Similari

Rust

The purpose of crate is to provide tools to build in-memory vector similarity engines.

Similarity calculation is the important resource demanding task in machine learning and AI systems. Vectors in similarity engines are compared by calculating of n-dimensional distance - Euclidian, cosine or another one. The distance is used to estimate how the vectors are close between each other.

The library helps to build various kinds of similarity engines - the simplest one is that holds vector features and allows comparing new vectors against the ones kept in the database. More sophisticated engines operates over tracks - series of observations for the same feature collected during the lifecycle. Such kind of systems are often used in video processing or other class of systems where observer receives fuzzy or changing observation results.

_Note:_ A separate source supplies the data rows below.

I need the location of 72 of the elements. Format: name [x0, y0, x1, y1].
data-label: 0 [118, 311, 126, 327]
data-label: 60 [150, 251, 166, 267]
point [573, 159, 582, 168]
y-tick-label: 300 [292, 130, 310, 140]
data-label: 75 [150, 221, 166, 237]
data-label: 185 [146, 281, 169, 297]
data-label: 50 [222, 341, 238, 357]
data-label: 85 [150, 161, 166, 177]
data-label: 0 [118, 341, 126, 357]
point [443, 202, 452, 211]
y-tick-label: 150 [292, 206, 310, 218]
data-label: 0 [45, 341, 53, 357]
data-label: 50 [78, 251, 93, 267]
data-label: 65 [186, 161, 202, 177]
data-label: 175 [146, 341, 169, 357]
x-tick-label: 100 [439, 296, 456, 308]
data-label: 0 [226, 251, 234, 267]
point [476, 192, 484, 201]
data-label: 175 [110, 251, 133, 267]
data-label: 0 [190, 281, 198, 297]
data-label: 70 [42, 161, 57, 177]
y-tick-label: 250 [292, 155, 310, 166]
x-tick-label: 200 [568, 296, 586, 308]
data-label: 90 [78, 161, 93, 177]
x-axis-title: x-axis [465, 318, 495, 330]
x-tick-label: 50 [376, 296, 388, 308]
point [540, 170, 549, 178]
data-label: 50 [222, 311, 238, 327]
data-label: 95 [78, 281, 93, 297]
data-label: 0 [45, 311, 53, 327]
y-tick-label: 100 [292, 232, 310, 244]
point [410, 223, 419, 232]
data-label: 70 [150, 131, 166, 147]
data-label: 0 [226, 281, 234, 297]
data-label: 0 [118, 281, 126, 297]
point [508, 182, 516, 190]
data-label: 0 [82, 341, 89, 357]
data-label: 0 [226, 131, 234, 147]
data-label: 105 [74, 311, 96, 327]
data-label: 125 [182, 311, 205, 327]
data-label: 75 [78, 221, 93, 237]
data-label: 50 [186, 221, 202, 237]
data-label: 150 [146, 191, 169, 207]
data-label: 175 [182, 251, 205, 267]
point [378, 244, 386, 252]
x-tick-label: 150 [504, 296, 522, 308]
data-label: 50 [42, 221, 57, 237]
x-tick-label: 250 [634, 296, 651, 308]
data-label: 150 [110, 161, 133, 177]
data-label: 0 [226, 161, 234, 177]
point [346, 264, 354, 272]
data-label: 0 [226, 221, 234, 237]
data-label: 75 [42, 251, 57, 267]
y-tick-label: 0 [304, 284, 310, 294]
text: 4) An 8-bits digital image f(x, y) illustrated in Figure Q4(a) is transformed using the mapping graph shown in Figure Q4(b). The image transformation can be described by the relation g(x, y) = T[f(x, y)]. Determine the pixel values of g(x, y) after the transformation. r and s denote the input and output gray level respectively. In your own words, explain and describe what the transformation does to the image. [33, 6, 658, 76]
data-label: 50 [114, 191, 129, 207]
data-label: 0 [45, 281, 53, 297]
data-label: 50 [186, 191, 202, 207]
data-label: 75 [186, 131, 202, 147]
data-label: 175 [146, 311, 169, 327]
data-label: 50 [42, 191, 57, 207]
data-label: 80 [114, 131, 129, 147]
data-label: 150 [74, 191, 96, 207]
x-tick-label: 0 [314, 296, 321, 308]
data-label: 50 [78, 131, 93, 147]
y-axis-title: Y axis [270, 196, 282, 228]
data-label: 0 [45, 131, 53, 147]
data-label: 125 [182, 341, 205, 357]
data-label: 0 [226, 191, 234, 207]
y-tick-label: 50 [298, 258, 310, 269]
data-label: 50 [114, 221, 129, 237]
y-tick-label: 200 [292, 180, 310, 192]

The crate provides the tools to collect tracks, build track storages, find similar tracks, and merge them. The crate doesn't provide any persistence layer yet.

Performance

To keep the calculations performant the crate uses: * rayon - parallel calculations are implemented within track storage operations; * nalgebra - fast linear algebra library.

The vector operations performance depends a lot on the optimization level defined for the build. On low or default optimization levels Rust may not use f32 vectorization, so when running benchmarks take care of proper optimization levels configured.

Usage Examples

Take a look at examples/simple.rs for an idea of simple usage.